- Written by: Mark Egan Mark Solomon Michael Mahler
- Directed by: Dick Martin
- Starring: Bob Newhart Suzanne Pleshette Peter Bonerz Bill Daily Marcia Wallace Jack Riley
- Music by: Pat Williams
- Opening theme: "Home to Emily" by Lorenzo Music and Henrietta Music
- Country of origin: United States
- Original language: English

Production
- Executive producers: George Zaloom Les Mayfield
- Producer: Jean-Michel Michenaud
- Cinematography: Kevin McNight
- Editors: David Palmer Doug Nichols
- Running time: 60 minutes
- Production companies: Zaloom-Mayfield Productions MTM Enterprises

Original release
- Network: CBS
- Release: November 23, 1991

Related
- The Bob Newhart Show Newhart

= The Bob Newhart Show: The 19th Anniversary Special =

The Bob Newhart Show: The 19th Anniversary Special is a 1991 American television special to commemorate the 19th anniversary of the 1972–1978 sitcom The Bob Newhart Show. Directed by Dick Martin, it was taped in front of a live audience on October 30, 1991, at CBS Studio Center in Studio City, California, and broadcast on CBS on November 23, 1991.

==Summary==
Bob Newhart hosts a 19th anniversary retrospective of The Bob Newhart Show in front of a live studio audience. After an opening monologue by Newhart, the special begins with a continuation from the series finale of Newhart when it was revealed that the entire series was a dream experienced by Newhart's Dr. Robert Hartley character (The Bob Newhart Show) in which he was an inn-keeper in a small Vermont town.
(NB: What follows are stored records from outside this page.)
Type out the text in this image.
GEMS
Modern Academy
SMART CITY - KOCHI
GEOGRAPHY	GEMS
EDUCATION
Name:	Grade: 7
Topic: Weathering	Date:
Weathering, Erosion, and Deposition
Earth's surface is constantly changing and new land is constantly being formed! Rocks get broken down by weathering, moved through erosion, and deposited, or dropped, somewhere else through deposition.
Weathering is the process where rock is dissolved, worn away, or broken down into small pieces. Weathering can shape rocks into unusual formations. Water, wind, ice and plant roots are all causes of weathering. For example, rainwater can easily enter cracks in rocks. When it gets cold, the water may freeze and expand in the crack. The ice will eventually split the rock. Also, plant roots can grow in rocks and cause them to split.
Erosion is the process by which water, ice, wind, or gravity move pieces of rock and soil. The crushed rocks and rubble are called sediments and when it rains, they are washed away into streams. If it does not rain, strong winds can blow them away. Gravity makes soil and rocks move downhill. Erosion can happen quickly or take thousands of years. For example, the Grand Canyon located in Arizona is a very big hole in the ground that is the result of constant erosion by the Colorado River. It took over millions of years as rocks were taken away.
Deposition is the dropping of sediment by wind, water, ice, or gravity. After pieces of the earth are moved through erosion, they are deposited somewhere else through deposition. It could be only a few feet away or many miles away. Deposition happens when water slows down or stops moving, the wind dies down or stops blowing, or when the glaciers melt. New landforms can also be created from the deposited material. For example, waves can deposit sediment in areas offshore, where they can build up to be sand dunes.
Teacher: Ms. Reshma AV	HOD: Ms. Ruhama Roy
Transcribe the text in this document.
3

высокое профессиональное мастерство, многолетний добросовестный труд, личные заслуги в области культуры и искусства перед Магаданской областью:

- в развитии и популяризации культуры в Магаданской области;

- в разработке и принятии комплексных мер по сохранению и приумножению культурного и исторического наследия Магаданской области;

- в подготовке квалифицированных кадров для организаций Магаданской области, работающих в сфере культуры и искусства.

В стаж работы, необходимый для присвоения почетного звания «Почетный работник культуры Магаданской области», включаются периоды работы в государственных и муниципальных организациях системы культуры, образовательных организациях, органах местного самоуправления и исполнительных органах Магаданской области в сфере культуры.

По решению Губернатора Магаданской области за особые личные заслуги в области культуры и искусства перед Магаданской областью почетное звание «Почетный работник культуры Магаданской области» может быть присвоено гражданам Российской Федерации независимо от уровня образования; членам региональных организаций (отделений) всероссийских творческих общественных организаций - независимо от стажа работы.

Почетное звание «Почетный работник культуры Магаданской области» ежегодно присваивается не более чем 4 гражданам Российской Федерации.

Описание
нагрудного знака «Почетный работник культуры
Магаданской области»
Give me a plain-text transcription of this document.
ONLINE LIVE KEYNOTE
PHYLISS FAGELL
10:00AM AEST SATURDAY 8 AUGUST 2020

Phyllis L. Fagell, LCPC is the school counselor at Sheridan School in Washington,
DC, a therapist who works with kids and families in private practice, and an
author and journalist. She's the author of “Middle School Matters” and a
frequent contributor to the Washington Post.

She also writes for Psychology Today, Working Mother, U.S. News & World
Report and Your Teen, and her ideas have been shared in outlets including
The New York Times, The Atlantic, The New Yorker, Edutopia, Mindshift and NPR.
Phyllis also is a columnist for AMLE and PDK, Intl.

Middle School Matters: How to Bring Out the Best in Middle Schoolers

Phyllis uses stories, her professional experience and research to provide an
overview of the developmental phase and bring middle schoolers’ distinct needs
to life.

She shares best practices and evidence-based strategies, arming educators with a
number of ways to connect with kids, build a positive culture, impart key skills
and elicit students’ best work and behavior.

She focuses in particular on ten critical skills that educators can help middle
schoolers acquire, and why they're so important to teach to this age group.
The show is set in Chicago in the same apartment and office that Bob Hartley had in the 1970s. Bob goes to work and is greeted by his receptionist Carol Kester Bondurant (Marcia Wallace), who reminds him that it is the 20th anniversary of the start of his practice at the office (although Bob corrects her and notes that it is only 19 years). His wife Emily (Suzanne Pleshette) comes to visit to congratulate him, but Bob is disturbed over the dream he had, believing that it indicates he might be losing his mind. Emily decides to psychoanalyze Bob's dream to see what it means. Dr. Jerry Robinson (Peter Bonerz) visits them and Emily tells him about the dream; Jerry believes that such a dream was inevitable due to Bob's line of work. Howard Borden (Bill Daily) enters as well and at one point recalls he once had a similar dream of having been an astronaut in Florida for five years as scenes from I Dream of Jeannie featuring Daily as Major Roger Healey are shown. Mr. Carlin (Jack Riley) enters as well for his appointment, advising Bob to snap out of his concerns over his dream.

Together, everyone comes to the conclusion that Bob is having a mid-life crisis. A series of clips from episodes of The Bob Newhart Show are interspersed throughout while everyone manages to convince Bob that he has a good life and that he should enjoy it, and this seems to work. However, the show concludes with Bob leaving his office and, while waiting at the elevator, he runs into the Newhart characters Larry and the two Darryls (William Sanderson, Tony Papenfuss and John Voldstad) which further confuses him and instead he decides to take the stairs.

==Cast==
- Bob Newhart as Dr. Robert "Bob" Hartley
- Suzanne Pleshette as Emily Hartley
- Peter Bonerz as Dr. Jerry Robinson
- Bill Daily as Howard Borden
- Marcia Wallace as Carol Kester Bondurant
- Jack Riley as Elliot Carlin
- William Sanderson as Larry
- Tony Papenfuss as Darryl #1
- John Voldstad as Darryl #2

==Home media==
On May 27, 2014, The Bob Newhart Show: The 19th Anniversary Special was released by Shout! Factory as part of the DVD boxed-set The Bob Newhart Show: The Complete Series.